Plt. Kepala BPKAD Morotai, Adhar Andi Sunding, menilai persoalan ini tidak bisa dibiarkan karena menyangkut keuangan daerah.
“Ini jumlah yang fantastis. Kalau tidak segera diselesaikan, kami akan serahkan ke aparat penegak hukum untuk diberikan sanksi tegas,” ujarnya, Selasa (26/8/2025).
Rincian tunggakan itu antara lain: Dinas Pendidikan Rp48,8 miliar (117 perusahaan), Dinas Kesehatan Rp13 miliar (9 perusahaan), RSUD Rp3 miliar (5 perusahaan), PUPR Rp193 miliar (48 perusahaan), Perhubungan Rp30 miliar (2 perusahaan), Kelautan Rp149 juta (1 perusahaan), Pariwisata Rp5 miliar (2 perusahaan), Pertanian Rp8 miliar (33 perusahaan), dan Perindagkop Rp9,8 miliar (1 perusahaan).

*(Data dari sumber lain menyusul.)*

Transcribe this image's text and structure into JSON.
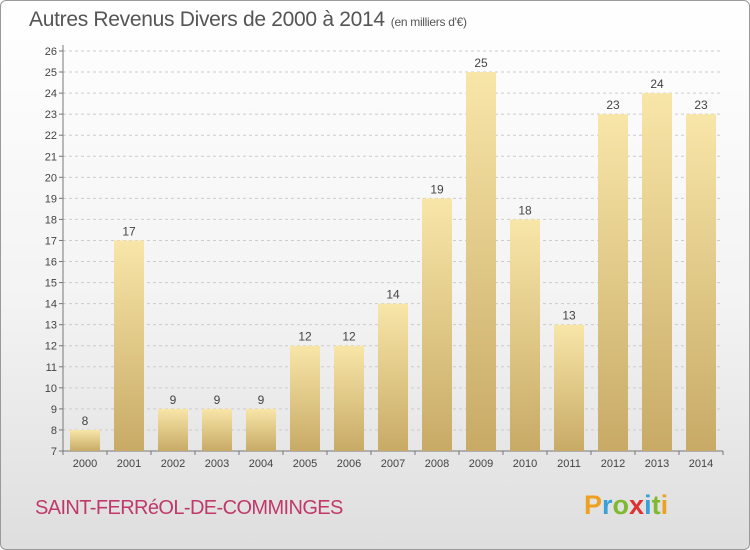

Adhar menambahkan, pihaknya kini menelusuri detail pelaksanaan proyek, termasuk material galian C yang digunakan. “Kami harap perusahaan bisa segera menyelesaikan kewajiban mereka. Kalau tidak, jalur hukum adalah pilihan terakhir,” tandasnya.